ショータロー☆コンプレックス
この空間は、そういう役割を果たしていたのか。


そして観葉植物はただの飾りではなく、客のプライバシーが極力守れるように、配慮されて置かれていたものだったらしい。


それがある事により、誰かが居る気配くらいはもちろん分かるけれど、こちらから、そしておそらくあちらからも、その姿をダイレクトには見られないようになっている。


オレは思わず感心してしまった。


しかし、こういうとこに入ったのは初めてだけど、何となく雰囲気がカラオケボックスのフロント付近みたいで、そんなに怪しげな感じではないんだな。


一つ勉強になった。


なんて、そんな事はさておき。


「ところで、まだ中に入ってなかったんですね」


オレは頭を切り替えて、辻谷に問いかけた。


まぁ、そのおかげでコイツもここに足止めされていた訳だし、オレとしてはラッキーだったけど。

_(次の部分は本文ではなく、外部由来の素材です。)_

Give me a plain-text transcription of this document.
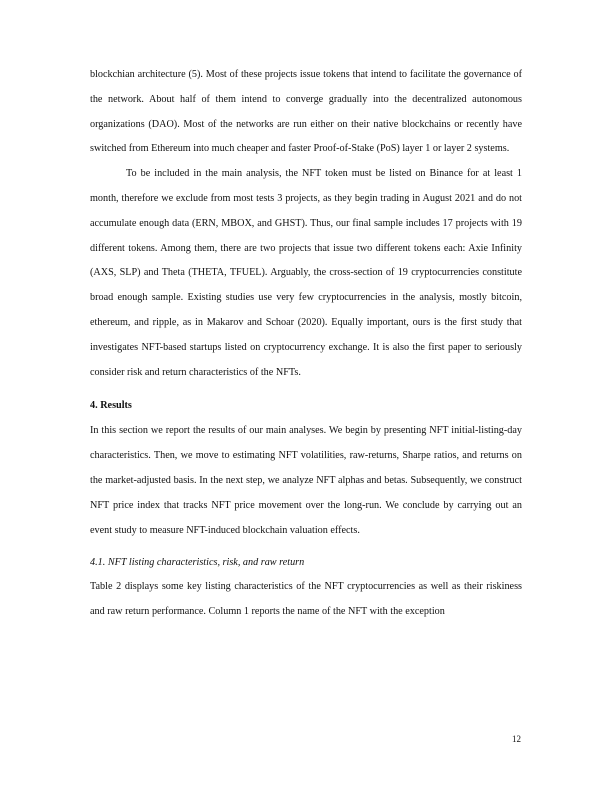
blockchian architecture (5). Most of these projects issue tokens that intend to facilitate the governance of the network. About half of them intend to converge gradually into the decentralized autonomous organizations (DAO). Most of the networks are run either on their native blockchains or recently have switched from Ethereum into much cheaper and faster Proof-of-Stake (PoS) layer 1 or layer 2 systems.

To be included in the main analysis, the NFT token must be listed on Binance for at least 1 month, therefore we exclude from most tests 3 projects, as they begin trading in August 2021 and do not accumulate enough data (ERN, MBOX, and GHST). Thus, our final sample includes 17 projects with 19 different tokens. Among them, there are two projects that issue two different tokens each: Axie Infinity (AXS, SLP) and Theta (THETA, TFUEL). Arguably, the cross-section of 19 cryptocurrencies constitute broad enough sample. Existing studies use very few cryptocurrencies in the analysis, mostly bitcoin, ethereum, and ripple, as in Makarov and Schoar (2020). Equally important, ours is the first study that investigates NFT-based startups listed on cryptocurrency exchange. It is also the first paper to seriously consider risk and return characteristics of the NFTs.

4. Results

In this section we report the results of our main analyses. We begin by presenting NFT initial-listing-day characteristics. Then, we move to estimating NFT volatilities, raw-returns, Sharpe ratios, and returns on the market-adjusted basis. In the next step, we analyze NFT alphas and betas. Subsequently, we construct NFT price index that tracks NFT price movement over the long-run. We conclude by carrying out an event study to measure NFT-induced blockchain valuation effects.

4.1. NFT listing characteristics, risk, and raw return

Table 2 displays some key listing characteristics of the NFT cryptocurrencies as well as their riskiness and raw return performance. Column 1 reports the name of the NFT with the exception

12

「ああ。お気に召す部屋がないみたいでさ、ずーっとグチグチ文句言ってやがったんだよ」


辻谷は心底不愉快そうに言葉を繋いだ。


「ホント、身分不相応に見栄っ張りというかプライドが高いというか。つくづくいけ好かない野郎だぜ」


そこで辻谷は今さらながらに思い出したように、右手を差し出して来た。